Le réalisme socialiste s’appuie sur la réalité du byt, de la vie quotidienne, mais cela ne prend son sens que de par la considération que l’art n’existe que dans le cadre de la narodnost, c’est-à-dire de la réalité populaire.
Il ne s’agit pas simplement d’une vie quotidienne concrète et non abstraite, il s’agit d’une vie quotidienne vécue par le peuple. Tout passe par le peuple, tout n’existe que par le peuple, tout part du peuple et doit retourner au peuple. Le réalisme socialiste implique que l’art n’existe que par le peuple et pour le peuple, de par un rapport dialectique entre l’artiste et lui.

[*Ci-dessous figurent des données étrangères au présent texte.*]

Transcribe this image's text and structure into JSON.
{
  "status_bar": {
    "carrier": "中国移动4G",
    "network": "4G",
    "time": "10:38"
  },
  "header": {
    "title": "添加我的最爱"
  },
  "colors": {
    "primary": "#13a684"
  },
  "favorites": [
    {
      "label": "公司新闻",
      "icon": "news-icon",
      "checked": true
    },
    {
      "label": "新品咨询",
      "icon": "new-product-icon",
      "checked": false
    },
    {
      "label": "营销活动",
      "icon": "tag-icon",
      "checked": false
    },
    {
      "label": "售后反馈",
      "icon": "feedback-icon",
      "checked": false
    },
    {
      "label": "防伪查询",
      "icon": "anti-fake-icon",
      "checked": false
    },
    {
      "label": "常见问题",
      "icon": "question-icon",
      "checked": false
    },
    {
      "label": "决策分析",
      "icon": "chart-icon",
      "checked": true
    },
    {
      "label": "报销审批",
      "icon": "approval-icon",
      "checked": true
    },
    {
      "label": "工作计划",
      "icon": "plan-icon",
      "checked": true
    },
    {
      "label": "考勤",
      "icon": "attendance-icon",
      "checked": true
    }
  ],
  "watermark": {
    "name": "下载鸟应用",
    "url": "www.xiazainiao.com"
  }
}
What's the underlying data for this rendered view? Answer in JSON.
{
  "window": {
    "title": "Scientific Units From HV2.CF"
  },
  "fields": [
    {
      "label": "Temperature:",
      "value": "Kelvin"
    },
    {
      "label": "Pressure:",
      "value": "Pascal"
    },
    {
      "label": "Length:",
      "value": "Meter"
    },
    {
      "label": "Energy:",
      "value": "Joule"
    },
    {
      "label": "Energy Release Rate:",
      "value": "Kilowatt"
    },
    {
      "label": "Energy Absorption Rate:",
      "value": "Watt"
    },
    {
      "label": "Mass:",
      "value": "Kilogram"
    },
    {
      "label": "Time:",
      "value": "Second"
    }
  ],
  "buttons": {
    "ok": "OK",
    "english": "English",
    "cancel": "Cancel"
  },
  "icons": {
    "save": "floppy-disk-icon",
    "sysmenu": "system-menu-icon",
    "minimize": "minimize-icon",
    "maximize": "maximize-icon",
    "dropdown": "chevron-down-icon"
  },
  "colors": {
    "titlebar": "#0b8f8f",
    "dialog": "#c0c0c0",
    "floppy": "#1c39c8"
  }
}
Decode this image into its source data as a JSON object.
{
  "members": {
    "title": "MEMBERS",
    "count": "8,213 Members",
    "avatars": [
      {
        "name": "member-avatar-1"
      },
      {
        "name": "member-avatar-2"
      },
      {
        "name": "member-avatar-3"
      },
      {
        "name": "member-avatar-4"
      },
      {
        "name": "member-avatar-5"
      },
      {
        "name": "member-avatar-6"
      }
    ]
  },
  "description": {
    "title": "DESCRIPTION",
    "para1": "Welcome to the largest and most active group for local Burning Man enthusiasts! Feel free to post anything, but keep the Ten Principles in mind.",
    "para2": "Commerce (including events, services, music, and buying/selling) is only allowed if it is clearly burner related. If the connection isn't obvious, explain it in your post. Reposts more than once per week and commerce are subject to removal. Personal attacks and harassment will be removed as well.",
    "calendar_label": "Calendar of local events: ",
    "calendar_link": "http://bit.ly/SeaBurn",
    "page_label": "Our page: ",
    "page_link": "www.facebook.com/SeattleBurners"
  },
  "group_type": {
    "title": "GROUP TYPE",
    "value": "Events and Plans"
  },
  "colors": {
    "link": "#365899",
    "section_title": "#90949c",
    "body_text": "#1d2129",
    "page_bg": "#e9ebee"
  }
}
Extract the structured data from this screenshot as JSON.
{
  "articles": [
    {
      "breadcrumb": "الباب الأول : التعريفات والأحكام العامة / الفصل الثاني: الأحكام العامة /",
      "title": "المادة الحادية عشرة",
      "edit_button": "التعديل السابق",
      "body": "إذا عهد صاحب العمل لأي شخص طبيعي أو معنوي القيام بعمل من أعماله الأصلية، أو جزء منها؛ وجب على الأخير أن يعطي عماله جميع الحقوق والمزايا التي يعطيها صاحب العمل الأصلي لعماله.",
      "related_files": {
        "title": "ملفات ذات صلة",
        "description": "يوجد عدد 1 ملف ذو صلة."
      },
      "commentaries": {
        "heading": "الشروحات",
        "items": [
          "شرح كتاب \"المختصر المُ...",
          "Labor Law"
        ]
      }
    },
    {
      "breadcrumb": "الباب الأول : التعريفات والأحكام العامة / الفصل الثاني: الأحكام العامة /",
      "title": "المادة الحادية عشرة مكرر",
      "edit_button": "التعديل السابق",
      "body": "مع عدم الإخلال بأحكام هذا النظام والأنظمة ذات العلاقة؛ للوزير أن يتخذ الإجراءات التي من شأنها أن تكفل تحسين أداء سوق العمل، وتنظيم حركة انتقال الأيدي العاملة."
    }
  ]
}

Et ce peuple a connu des transformations, qui se reflète dans l’art ; Andreï Jdanov souligna ainsi au congrès des écrivains :
« Nous ne sommes plus les mêmes Russes qu’avant 1917, la Russie n’est plus la même et notre caractère n’est plus le même. »
Pour cette raison, le réalisme socialiste conjugue à la fois la mise en avant du plus haut niveau civilisationnel – avec comme références ouvertes à la fois l’Antiquité et la Renaissance – et l’expression du « sentiment nouveau », de la « signification intérieure. » Mais tout cela en liaison avec le caractère populaire de l’existence.
Le tableau Le grain de Tatiana Yablonskaya, de 1949, reflète cette exigence de l’art comme reflet du peuple, de la signification intérieure de sa réalité, du sentiment nouveau dans son rapport à l’existence.
Tatiana Yablonskaya expliquera en février 1950 dans la revue La culture et la vie, dans son article Le réalisme socialiste en peinture, que :
« Avant ma visite à la ferme collective, me faire le reproche de formalisme [ainsi que de soumission à l’impressionnisme] me faisait un peu mal. Maintenant, je suis d’accord avec cette critique…
Ma vision du monde a été renversée. J’ai abordé ma dernière peinture, « Le grain », différemment.
J’ai fait de mon mieux pour exprimer le sentiment qui m’a submergé lorsque j’étais à la ferme collective. Je me suis efforcé d’exprimer le joyeux travail communautaire de notre beau peuple, la richesse et le pouvoir de nos fermes collectives, ainsi que le triomphe des idées de Lénine et de Staline dans la reconstruction socialiste du village. »
Ce que Tatiana Yablonskaya pose ici, c’est que l’artiste ne peut se prétendre tel sans être capable de se mettre à l’école du peuple, de ressentir dans sa propre existence les facettes et la profondeur de la vie populaire.
Ce n’est qu’ainsi que l’artiste trouve une dynamique réelle et ne décroche pas de la culture pour sombrer dans le formalisme voire même le subjectivisme.
C’est le peuple qui fournit la matière de l’existence même de l’art, et par conséquent l’artiste ne peut exister qu’en s’impliquant dans la réalité populaire elle-même, en apportant sa contribution.
Pour réaliser Le grain, Tatiana Yablonskaya resta de juin à septembre 1948 à Letava, réalisant 300 dessins et études.
Les œuvres de Fedot Sychkov possèdent également en ce sens une haute charge artistique, tout à fait dans l’esprit des ambulants russes, lui-même ayant été un disciple d’Ilia Répine. On a ici un portrait de la vie populaire, sur les collines enneigées et au retour de l’école.
La vie populaire, de fait, porte en elle une vraie joie, une réelle allégresse, et cela de manière tout à fait nette et expressive dans le cadre d’une société socialiste. La vie populaire et sa réalité impose la célébration de la vie.